Ich habe den Code einigermaßen bereinigt und nur die Dinge drin gelassen, die einigermaßen wichtig sind. BAer du kannst ja jetzt noch daran herumbasteln. Dein Fehler lag darin, wie bereits mein Vorgänger erläutert hat, dass du extrem viele Tags einach geöffnet und nicht geschlossen hast. Das ist gerade bei Tabellen "totlich". Du solltest aber auch beachten, dass ich nicht für die Kompatibilität meines Codes mit deiner "format.css" garantieren kann. Durch die CSS-Datei kann die ganze Geschichte auch wieder anders aussehen.

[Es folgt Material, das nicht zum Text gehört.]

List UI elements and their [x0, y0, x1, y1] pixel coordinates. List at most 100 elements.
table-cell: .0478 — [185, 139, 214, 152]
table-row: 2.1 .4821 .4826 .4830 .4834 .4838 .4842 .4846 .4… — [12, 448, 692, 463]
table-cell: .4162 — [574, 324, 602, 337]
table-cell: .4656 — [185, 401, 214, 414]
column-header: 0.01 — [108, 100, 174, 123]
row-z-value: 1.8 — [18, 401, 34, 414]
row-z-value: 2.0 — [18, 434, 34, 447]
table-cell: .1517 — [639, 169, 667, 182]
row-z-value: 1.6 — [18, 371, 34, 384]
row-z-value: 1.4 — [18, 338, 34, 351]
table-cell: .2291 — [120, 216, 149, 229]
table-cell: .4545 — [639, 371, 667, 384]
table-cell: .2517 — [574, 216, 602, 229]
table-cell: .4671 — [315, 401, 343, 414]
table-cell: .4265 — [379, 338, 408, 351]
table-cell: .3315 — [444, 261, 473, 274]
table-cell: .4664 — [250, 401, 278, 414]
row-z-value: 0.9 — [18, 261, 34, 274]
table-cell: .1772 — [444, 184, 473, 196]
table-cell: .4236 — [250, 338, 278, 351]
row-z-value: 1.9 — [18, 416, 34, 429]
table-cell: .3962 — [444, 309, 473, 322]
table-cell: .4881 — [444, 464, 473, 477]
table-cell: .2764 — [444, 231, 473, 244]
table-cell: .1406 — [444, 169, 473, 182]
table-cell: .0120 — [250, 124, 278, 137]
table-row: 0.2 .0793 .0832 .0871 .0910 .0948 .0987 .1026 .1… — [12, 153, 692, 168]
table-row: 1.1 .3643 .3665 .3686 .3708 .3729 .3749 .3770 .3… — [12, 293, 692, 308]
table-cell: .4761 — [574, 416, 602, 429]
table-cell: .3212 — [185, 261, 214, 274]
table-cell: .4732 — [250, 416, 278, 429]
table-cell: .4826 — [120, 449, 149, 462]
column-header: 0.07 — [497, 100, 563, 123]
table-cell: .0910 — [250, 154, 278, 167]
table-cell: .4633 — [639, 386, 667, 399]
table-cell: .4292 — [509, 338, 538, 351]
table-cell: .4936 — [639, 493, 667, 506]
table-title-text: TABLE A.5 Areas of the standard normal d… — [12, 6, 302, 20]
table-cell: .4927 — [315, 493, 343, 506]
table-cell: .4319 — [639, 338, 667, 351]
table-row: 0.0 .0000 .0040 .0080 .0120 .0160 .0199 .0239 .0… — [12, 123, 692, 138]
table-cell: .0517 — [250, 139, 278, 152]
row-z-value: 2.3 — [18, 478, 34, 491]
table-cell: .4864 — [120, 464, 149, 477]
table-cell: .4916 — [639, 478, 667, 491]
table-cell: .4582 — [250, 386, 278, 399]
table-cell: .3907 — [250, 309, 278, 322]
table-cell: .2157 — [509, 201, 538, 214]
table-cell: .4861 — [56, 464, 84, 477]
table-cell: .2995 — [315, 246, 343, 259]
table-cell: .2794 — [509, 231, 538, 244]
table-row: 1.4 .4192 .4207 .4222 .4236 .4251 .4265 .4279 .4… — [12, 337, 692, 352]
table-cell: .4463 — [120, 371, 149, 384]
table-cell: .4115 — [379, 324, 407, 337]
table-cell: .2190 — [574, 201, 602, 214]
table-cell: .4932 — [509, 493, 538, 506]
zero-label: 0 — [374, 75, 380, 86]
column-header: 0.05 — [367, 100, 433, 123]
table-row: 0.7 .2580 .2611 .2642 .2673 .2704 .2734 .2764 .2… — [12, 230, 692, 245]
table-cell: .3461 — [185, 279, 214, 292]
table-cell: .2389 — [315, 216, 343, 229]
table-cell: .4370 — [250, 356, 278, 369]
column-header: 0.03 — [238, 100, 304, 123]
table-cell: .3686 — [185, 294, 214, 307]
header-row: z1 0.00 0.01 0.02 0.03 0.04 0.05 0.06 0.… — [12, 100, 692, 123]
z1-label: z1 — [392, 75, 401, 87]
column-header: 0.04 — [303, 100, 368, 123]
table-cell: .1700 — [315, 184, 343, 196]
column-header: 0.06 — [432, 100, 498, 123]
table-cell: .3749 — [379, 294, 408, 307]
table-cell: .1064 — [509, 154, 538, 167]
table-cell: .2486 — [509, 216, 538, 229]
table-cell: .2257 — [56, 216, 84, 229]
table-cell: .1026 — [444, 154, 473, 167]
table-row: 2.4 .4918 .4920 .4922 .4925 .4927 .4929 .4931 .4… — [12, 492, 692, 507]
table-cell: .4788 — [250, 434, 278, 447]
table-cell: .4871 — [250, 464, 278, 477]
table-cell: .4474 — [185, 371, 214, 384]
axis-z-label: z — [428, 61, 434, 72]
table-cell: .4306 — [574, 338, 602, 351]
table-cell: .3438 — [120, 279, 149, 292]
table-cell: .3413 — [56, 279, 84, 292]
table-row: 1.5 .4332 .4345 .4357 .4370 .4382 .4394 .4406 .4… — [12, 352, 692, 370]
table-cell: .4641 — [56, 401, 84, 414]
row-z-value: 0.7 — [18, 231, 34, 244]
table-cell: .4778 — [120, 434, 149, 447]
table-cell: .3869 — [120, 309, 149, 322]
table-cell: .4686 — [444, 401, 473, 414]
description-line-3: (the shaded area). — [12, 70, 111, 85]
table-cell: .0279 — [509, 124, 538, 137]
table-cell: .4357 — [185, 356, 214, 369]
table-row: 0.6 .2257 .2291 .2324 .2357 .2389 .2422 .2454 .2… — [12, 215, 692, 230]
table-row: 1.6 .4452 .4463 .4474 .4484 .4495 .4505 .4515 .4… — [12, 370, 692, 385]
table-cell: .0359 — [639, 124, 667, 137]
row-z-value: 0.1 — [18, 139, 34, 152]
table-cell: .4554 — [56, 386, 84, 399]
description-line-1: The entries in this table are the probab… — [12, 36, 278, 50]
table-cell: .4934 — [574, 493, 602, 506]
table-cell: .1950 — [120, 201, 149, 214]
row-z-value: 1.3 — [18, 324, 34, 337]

Hoffe ich konnte dir ein Stückweit helfen.
Gruß, ehnatnor


----------



## c2uk (1. März 2005)

Du hast ihm sogar den onload in den body-tag geschrieben und diesen aufgeräumt (nur kleiner Hinweis, bei dem padding:0 gehört noch ein ; hin), wow, das nenn ich mal echte Hilfsbereitschaft.


----------



## ehnatnor (1. März 2005)

Tja, man hat sonst nichts um diese Uhrzeit an einem Montagabend zu tun, wenn man Student ist und Semsterferien hat.....
Hat ja auch nicht wirklich lange gedauert.

Danke für den Hinweis mit dem Semikolon - hab ich wohl übersehen.

Gruß, ehnatnor


----------